The Spec Agent is a conversation, not a form. You describe the app you want; it drafts an initial specification and then interviews you to fill it out until it's complete enough to build.
Describe, then iterate#
Start with a short description — one or two sentences is enough. The agent produces a first draft: functional requirements (FRs), non-functional requirements (NFRs), acceptance criteria (ACs), and a capability graph that maps how the pieces fit together. It then asks targeted questions to close what's missing.
Ask for changes the way you'd tell a colleague — "split requirement 3 into sub-requirements," "add an audit trail," "the warehouse is Databricks Unity Catalog." The agent applies each change to the spec in place, and you can revise as many times as you need.
Every functional requirement carries a testable acceptance criterion, so the Build Agent — and the live compliance matrix — can verify it objectively. A single requirement looks like this:
{
"id": "FR-3",
"title": "Export the current report as a PDF",
"acceptance_criteria": [
"A user can download the current report as a PDF in under 5 seconds",
"The PDF preserves table formatting and the company header"
],
"capability_nodes": ["report-export-service"]
}The capability_nodes a requirement lists are nodes in the capability
graph — the structured map of components (and their dependencies) the Build
Agent implements. FR-3's node, with its data dependency, looks like:
{
"nodes": [
{
"id": "report-export-service",
"kind": "service",
"implements": ["FR-3"],
"reads": ["report-store"]
}
],
"edges": [
{ "from": "report-export-service", "to": "report-store", "relation": "reads" }
]
}Gaps and decision points#
As it works, the agent surfaces two kinds of open items. The distinction matters because only one of them blocks you from locking the spec:
A critical gap is a genuine decision with no reasonable default — the agent can't finish the requirement without your answer (for example, "which transactions count toward the fraud threshold?"). A spec can't be routed for signature until every critical gap is resolved.
A config gap is a build- or deploy-time detail with a sensible default — an auth mode, a library choice, a tenant setting. The agent records the default, flags it "confirm at build," and keeps going. Config gaps never hold up the lock.
A decision point is a fork where you choose between options the agent lays out — for instance, which identity provider to use. Answer gaps and decision points in the chat; the agent writes your answer into the right part of the spec and resolves the item.
Grounding in your own documents#
Attach files to the spec's knowledge base and the agent reads them, cites them by name, and turns the relevant details into real requirements — so the spec reflects your data and your policies, not a generic template.

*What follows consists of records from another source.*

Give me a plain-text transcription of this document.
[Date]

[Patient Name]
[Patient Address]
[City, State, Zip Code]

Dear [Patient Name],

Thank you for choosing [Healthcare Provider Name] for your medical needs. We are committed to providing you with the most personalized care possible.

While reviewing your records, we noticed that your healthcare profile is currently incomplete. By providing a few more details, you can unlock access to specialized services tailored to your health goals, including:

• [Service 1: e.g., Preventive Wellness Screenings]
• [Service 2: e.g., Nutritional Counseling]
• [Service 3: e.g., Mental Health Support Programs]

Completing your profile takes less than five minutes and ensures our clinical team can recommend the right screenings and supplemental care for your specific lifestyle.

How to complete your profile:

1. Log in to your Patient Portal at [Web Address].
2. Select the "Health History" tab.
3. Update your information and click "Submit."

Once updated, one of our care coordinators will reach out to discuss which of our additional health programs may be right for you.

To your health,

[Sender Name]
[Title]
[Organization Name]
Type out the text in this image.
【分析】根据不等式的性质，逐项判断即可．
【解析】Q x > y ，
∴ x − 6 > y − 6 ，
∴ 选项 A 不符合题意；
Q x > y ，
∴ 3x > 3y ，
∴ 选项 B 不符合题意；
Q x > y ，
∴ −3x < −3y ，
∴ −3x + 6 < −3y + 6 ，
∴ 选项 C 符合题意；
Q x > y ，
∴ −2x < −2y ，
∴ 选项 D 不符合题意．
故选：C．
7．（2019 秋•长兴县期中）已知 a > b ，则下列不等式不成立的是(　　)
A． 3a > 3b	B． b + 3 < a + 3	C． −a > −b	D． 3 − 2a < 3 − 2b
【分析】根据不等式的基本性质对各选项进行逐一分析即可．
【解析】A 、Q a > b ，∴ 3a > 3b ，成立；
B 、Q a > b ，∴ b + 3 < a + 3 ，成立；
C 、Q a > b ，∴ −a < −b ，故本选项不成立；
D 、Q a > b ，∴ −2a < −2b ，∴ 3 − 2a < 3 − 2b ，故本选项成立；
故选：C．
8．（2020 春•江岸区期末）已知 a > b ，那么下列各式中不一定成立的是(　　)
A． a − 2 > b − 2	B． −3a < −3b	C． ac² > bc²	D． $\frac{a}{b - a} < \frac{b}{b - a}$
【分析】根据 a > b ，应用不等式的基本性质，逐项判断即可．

PDF, Word, Excel, CSV, JSON, Markdown, and plain text. You can also attach a Git repository as reference material — the agent reverse-engineers its structure and drafts requirements from the code.
The spec lifecycle#
A spec moves from a rough draft to a locked, buildable artifact by looping through the interview until readiness reports it complete:
The readiness view is live: which requirements are specified, which acceptance criteria are measurable, and whether any critical gaps remain. When it reports the spec complete, you Route for E-Signature to lock it. A locked, approved spec is what the Build Agent builds from.